Because that's a big fat missing piece of this whole Tracy thing I've not been talking about, in this hailstorm of amer-arcana and dropped names, and that's the racial politics of the strip.

They're not terrible.  For the era.  They're not wonderful, either.  Dick Tracy Junior's father has a black housekeeper, who nearly gets framed up into a murder attempt; and of course she dies and there's a deathbed speech, and it's all uncomfortable as hell because the housekeeper is a Mammy caricature.  She was a kind of stereotype, but she wasn't a villainous character.  The Dick Tracy strip seems to avoid that, overall--  there aren't evil black people.  They're just too credulous, generally.  When injustice occurs, the black characters that one encounters in the 30s and 40s are its victims.  Victims of the cartooning as much as anything...

And there's all kinds of racism, of course.  So it's not like we should focus on strictly the aspects which haunt me.  My banshee's a pipsqueak, comparatively speaking.  My great-grandfather wasn't klan by the time he had kids.  From what I know, his membership was never a point of pride; it was compulsory, expected, by the time & environment.  I have no idea what he did when he was with them.  

I will be honest and say that I do my best not to speculate.

Paw-paw tried to ensure his children were wiser, and kinder.  Perhaps we were.  But perhaps we were also stupid, prideful, self-deluding potato-eaters.

I say this about myself, because my grandfather taught me the N-word casually-- and curiously.

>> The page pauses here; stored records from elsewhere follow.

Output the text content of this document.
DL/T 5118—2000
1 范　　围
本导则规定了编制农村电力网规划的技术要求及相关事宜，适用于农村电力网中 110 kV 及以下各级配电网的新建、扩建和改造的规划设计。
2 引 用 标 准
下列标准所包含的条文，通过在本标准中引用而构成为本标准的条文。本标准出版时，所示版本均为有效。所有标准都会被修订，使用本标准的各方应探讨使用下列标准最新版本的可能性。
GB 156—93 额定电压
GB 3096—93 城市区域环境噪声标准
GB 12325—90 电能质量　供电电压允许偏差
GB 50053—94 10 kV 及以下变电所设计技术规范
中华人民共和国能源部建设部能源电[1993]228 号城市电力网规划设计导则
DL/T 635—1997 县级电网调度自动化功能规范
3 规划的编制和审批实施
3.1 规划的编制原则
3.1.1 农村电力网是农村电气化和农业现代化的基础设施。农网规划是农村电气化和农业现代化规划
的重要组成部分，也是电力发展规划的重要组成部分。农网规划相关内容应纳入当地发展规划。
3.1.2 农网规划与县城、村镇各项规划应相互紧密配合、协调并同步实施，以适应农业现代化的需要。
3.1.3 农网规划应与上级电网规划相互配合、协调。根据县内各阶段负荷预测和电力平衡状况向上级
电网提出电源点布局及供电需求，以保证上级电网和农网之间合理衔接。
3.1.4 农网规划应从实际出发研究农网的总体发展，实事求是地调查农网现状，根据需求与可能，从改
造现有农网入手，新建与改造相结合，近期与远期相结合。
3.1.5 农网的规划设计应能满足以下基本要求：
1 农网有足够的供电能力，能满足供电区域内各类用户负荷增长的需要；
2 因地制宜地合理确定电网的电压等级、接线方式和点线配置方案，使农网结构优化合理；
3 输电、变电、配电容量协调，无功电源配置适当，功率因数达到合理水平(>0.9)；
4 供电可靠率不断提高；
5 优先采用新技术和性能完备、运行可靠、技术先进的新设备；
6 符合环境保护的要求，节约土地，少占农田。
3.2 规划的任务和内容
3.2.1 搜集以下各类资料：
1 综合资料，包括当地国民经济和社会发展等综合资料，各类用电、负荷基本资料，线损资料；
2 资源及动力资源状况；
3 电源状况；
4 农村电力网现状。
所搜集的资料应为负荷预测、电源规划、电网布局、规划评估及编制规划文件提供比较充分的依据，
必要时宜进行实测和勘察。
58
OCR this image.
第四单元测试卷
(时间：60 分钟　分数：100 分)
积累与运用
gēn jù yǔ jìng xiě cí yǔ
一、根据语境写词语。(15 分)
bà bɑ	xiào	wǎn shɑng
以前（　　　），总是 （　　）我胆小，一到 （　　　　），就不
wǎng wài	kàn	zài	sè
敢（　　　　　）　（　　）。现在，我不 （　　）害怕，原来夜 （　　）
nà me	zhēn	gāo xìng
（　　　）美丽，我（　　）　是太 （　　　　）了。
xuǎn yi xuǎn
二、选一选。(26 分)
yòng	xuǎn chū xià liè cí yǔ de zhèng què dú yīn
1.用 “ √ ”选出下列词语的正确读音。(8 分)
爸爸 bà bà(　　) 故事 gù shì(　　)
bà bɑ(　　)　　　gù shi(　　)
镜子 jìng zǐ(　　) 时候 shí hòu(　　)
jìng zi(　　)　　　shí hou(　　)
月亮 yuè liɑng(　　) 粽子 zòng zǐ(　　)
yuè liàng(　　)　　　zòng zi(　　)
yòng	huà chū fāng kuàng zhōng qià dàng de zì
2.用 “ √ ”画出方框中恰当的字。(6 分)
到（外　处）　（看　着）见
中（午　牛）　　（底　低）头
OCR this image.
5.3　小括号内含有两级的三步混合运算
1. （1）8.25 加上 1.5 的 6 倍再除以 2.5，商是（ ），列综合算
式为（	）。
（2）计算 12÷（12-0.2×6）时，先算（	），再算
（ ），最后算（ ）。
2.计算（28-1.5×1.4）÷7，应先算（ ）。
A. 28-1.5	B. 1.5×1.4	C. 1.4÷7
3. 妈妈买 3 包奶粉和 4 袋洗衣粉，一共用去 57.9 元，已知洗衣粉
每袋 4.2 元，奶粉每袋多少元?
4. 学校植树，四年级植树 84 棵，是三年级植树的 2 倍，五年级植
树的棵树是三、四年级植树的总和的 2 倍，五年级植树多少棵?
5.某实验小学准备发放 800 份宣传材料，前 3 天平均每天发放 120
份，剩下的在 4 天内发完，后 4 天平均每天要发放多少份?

Do you know what woolly bear caterpillars are?  They were a plague on our family's pecan trees.  Paw-paw had trimmed the afflicted branches and we had turned them into a pyre.  As the fire spit and the raspy webs became soot, Paw-paw remarked, "Watch those _______ burn."  He must have been 75, or 76, by the time he said that to me.  I thought he would live to be 100.

In any event.  This is the subject I zeroed in on, today.  I'd meant to dig into it, weeks ago, but I needed to read a little deeper into the comic strip's run before I drew any conclusions.

There's a whole raft of racial issues we can dig into as this series runs on.  The stuff with the hillbilly comedy relief should definitely be a focus.  Because whitefolk, man.

We're nought if not neurotic as sin.